Este projecto da Agência Piaget para o Desenvolvimento (Apdes), co-financiado pelo Alto Comissariado para a Saúde, destina-se a analisar as substâncias psicoactivas na posse dos utilizadores, de forma gratuita e sigilosa, de modo a reduzir os riscos do consumo. O objectivo é informar os utilizadores quanto aos benefícios e riscos do consumo das drogas, porque, muitas vezes, a sua ingestão representa um grau de periculosidade superior ao que o utilizador está disposto a assumir. O Checking vai aos festivais, discotecas e eventos musicais com um pequeno laboratório, que detecta os principais componentes das drogas em 20 a 30 minutos.

A sua filosofia de intervenção - o Checking está no Porto e Viseu e em fase de instalação em Lisboa - insere-se no contexto cada vez mais frequente das políticas de redução de riscos e minimização de danos que têm vindo a ser aplicadas nos países da UE. José Queirós, coordenador-geral da Apdes, afirma que a intenção é contribuir para que os consumidores tenham acesso a mais informação sobre as substâncias e os seus efeitos".

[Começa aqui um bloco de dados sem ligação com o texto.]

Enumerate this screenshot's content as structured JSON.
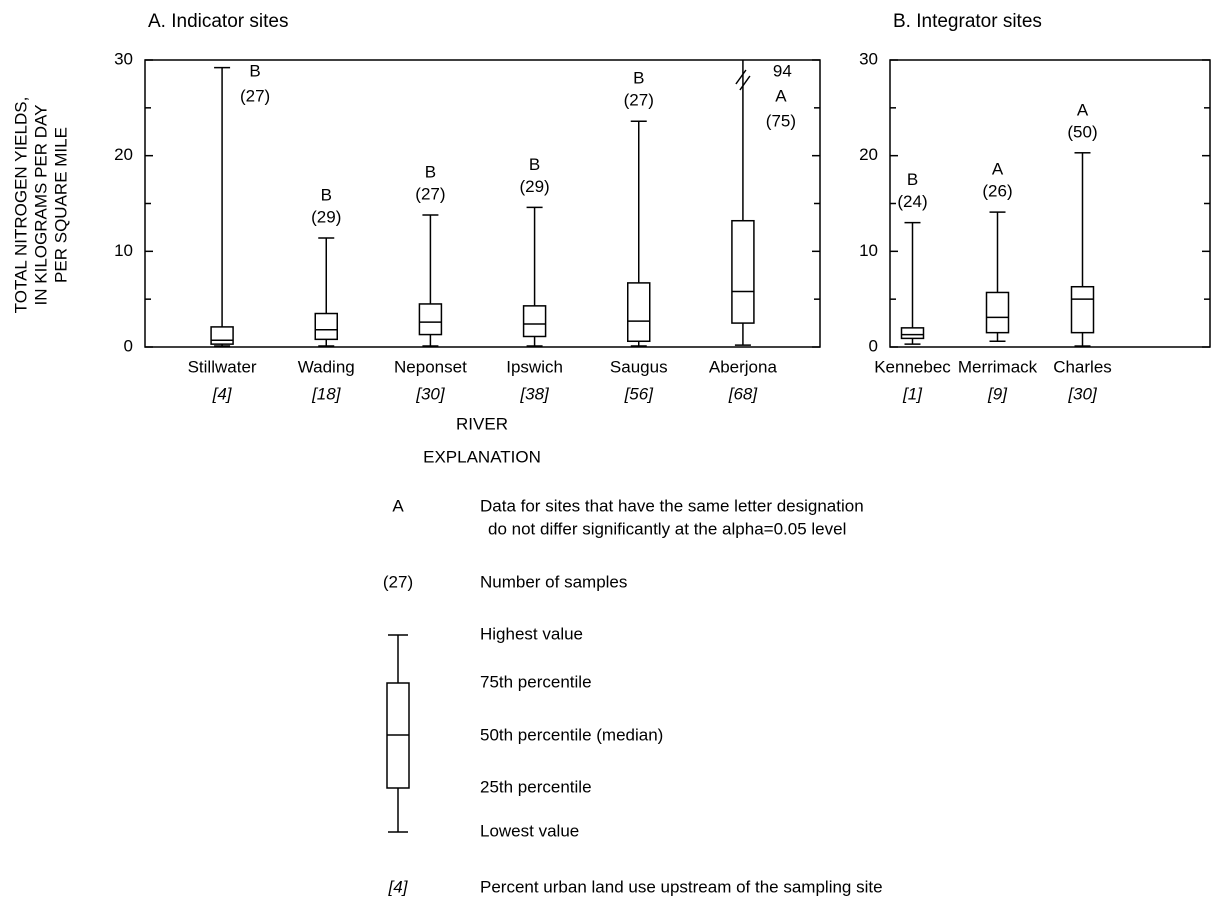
{
  "chart_data": [
    {
      "type": "box",
      "title": "A. Indicator sites",
      "y_label": [
        "TOTAL NITROGEN YIELDS,",
        "IN KILOGRAMS PER DAY",
        "PER SQUARE MILE"
      ],
      "x_label": "RIVER",
      "categories": [
        "Stillwater",
        "Wading",
        "Neponset",
        "Ipswich",
        "Saugus",
        "Aberjona"
      ],
      "urban_percent": [
        "[4]",
        "[18]",
        "[30]",
        "[38]",
        "[56]",
        "[68]"
      ],
      "letters": [
        "B",
        "B",
        "B",
        "B",
        "B",
        "A"
      ],
      "sample_counts": [
        "(27)",
        "(29)",
        "(27)",
        "(29)",
        "(27)",
        "(75)"
      ],
      "min": [
        0.1,
        0.1,
        0.1,
        0.1,
        0.1,
        0.2
      ],
      "q1": [
        0.3,
        0.8,
        1.3,
        1.1,
        0.6,
        2.5
      ],
      "median": [
        0.7,
        1.8,
        2.6,
        2.4,
        2.7,
        5.8
      ],
      "q3": [
        2.1,
        3.5,
        4.5,
        4.3,
        6.7,
        13.2
      ],
      "max": [
        29.2,
        11.4,
        13.8,
        14.6,
        23.6,
        94
      ],
      "color": "#000000",
      "ylim": [
        0,
        30
      ],
      "yticks": [
        0,
        10,
        20,
        30
      ],
      "yminor": [
        5,
        15,
        25
      ]
    },
    {
      "type": "box",
      "title": "B. Integrator sites",
      "categories": [
        "Kennebec",
        "Merrimack",
        "Charles"
      ],
      "urban_percent": [
        "[1]",
        "[9]",
        "[30]"
      ],
      "letters": [
        "B",
        "A",
        "A"
      ],
      "sample_counts": [
        "(24)",
        "(26)",
        "(50)"
      ],
      "min": [
        0.3,
        0.6,
        0.1
      ],
      "q1": [
        0.9,
        1.5,
        1.5
      ],
      "median": [
        1.3,
        3.1,
        5.0
      ],
      "q3": [
        2.0,
        5.7,
        6.3
      ],
      "max": [
        13.0,
        14.1,
        20.3
      ],
      "color": "#000000",
      "ylim": [
        0,
        30
      ],
      "yticks": [
        0,
        10,
        20,
        30
      ],
      "yminor": [
        5,
        15,
        25
      ]
    }
  ],
  "explanation": {
    "title": "EXPLANATION",
    "letter_symbol": "A",
    "letter_text": [
      "Data for sites that have the same letter designation",
      "do not differ significantly at the alpha=0.05 level"
    ],
    "count_symbol": "(27)",
    "count_text": "Number of samples",
    "box_labels": [
      "Highest value",
      "75th percentile",
      "50th percentile (median)",
      "25th percentile",
      "Lowest value"
    ],
    "urban_symbol": "[4]",
    "urban_text": "Percent urban land use upstream of the sampling site"
  }
}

Os peritos do OEDT têm defendido que estes projectos de análise não promovem o consumo de drogas; que desmistificam as drogas sintéticas como inócuas para a saúde; que faz com que potenciais consumidores se abstenham de consumir ou atrasem o seu consumo; e que os consumidores se tornam mais informados e com comportamentos mais sensíveis às questões da saúde.